Why does this affect RDMA specifically?

RDMA hardware requires kernel-level event handlers to manage connection and transfer state asynchronously. The mlx4 driver's SRQ event handler was unsafe against partially initialized objects and timing races between initialization and event delivery—a problem endemic to early RDMA driver designs that has been progressively fixed across vendor implementations.

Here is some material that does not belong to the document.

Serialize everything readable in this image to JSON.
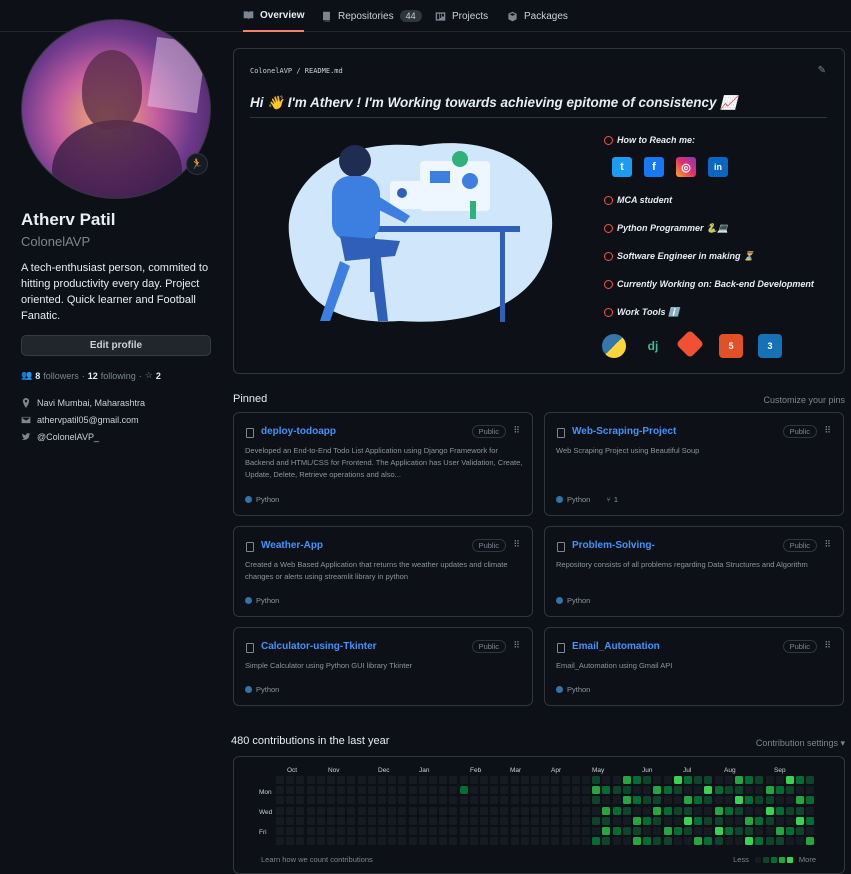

This analysis is based on public vulnerability data available as of the stated publication date. CVSS scores and patch details reflect information from kernel.org and associated vendor advisories at time of publication. Organizations should verify patch availability and compatibility with their specific kernel version and distribution before deployment. Testing in a non-production environment is strongly recommended. This writeup does not constitute legal or compliance advice; consult your organization's security and legal teams regarding deadline and regulatory obligations. Actual exploitability may vary based on kernel configuration, driver version, hardware, and workload characteristics. Source: NVD (public-domain), retrieved 2026-07-07. Analysis generated by SEC.co (claude-haiku-4-5).